Dalam tulisan ini, kita akan mempelajari tentang
materi, wujud materi, dan macam-macam energi. Kemudian penulis akan fokuskan
pembahasan lebih lanjut mengenai kalor yang menyertai suatu reaksi kimia,
berbagai tipe kalor reaksi kimia, serta beberapa metode yang dapat digunakan
untuk menghitung besarnya kalor suatu reaksi kimia.
Alam semesta tersusun atas dua komponen utama, yaitu
materi dan energi. Materi
adalah segala sesuatu yang memiliki massa dan menempati ruang. Materi dapat
berupa salah satu dari tiga wujud berikut, yaitu: padat, cair, dan gas.
Pada tingkat makroskopis,
yaitu tingkatan yang dapat kita amati langsung dengan indera kita, padatan mempunyai
bentuk tertentu dan menempati ruang tertentu pula. Pada tingkat mikroskopis (ketika
bendanya sangat kecil sehingga tidak dapat diamati secara langsung), partikel
penyusun padatan
sangat berdekatan satu sama lainnya, merapat membentuk struktur dengan tatanan
pola tertentu (struktur
Kristal), dan tidak dapat bergerak dengan mudah.
Tidak seperti padatan,
cairan
tidak memiliki bentuk tertentu tetapi memiliki volume tertentu seperti pada padatan. Bentuk cairan mengikuti wadah
dimana cairan tersebut
berada. Partikel-partikel pada cairan
terpisah lebih jauh dibandingkan padatan, dan partikel
tersebut lebih mudah bergerak. Kekuatan tarik-menarik antar partikel cairan lebih lemah
dibandingkan padatan.
Gas tidak memiliki bentuk dan volume
tertentu. Pada gas,
partikel-partikel terpisah lebih jauh daripada ketika berupa padatan atau cairan. Gerakan
partikel pada gas
tidak saling tergantung. Karena jarak antar partikel yang jauh dan
masing-masing partikel dapat bergerak bebas, gas mengambang memenuhi seluruh ruang
yang ditempatinya.
Energi adalah kemampuan untuk
melakukan kerja. Energi dapat
berbentuk macam-macam, seperti energi panas, energi cahaya, energi listrik, dan
energi mekanik. Ada dua penggolongan energi yang umum dan penting bagi
kimiawan, yaitu:
1. Energi Kinetik
Energi kinetik adalah energi gerak.

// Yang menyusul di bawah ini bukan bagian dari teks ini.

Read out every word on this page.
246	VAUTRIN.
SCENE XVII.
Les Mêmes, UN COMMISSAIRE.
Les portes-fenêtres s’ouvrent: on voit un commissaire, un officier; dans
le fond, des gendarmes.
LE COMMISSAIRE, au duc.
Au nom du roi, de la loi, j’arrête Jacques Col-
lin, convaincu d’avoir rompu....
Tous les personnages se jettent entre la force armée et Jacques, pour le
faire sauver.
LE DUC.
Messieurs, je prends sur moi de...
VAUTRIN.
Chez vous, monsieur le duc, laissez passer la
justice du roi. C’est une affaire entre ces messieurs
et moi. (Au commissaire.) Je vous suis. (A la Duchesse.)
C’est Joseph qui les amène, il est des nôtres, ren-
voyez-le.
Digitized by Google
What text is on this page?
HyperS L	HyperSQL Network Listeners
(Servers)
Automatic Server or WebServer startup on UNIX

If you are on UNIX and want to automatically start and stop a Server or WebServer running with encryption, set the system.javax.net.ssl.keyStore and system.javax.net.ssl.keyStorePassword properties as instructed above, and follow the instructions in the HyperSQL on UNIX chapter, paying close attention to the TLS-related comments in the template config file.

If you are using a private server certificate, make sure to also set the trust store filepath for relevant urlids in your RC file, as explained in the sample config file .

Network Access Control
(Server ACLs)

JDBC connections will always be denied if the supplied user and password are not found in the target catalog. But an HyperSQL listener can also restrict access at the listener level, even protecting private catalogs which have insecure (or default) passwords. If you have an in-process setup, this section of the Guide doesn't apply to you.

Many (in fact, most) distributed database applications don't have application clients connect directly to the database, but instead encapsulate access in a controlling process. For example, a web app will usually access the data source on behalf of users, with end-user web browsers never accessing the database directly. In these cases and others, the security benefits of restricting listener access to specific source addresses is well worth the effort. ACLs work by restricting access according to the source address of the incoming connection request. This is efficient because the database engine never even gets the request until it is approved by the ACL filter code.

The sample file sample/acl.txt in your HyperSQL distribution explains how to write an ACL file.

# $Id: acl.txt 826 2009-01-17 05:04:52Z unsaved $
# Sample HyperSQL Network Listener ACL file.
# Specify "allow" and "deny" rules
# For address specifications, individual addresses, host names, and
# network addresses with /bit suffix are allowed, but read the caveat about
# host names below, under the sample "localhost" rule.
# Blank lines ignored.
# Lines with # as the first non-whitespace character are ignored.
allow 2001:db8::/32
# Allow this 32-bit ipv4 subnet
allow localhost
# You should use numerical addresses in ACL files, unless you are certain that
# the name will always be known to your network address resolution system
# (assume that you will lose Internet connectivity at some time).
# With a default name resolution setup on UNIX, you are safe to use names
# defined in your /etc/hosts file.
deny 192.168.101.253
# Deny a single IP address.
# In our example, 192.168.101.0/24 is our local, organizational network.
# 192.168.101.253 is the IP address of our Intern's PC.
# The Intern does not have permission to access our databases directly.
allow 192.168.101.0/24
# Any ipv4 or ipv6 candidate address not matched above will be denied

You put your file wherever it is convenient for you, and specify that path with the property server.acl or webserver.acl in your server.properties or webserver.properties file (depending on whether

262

Para kimiawan
mempelajari partikel yang bergerak, khususnya gas, karena energi kinetik dari
partikel ini membantu untuk menentukan apakah suatu reaksi dapat terjadi,
selain faktor ada tidaknya tumbukan antar partikel dan perpindahan energi.
2. Energi Potensial
Energi potensial adalah energi yang tersimpan.
Setiap benda mempunyai energi potensial yang tersimpan berdasarkan posisinya.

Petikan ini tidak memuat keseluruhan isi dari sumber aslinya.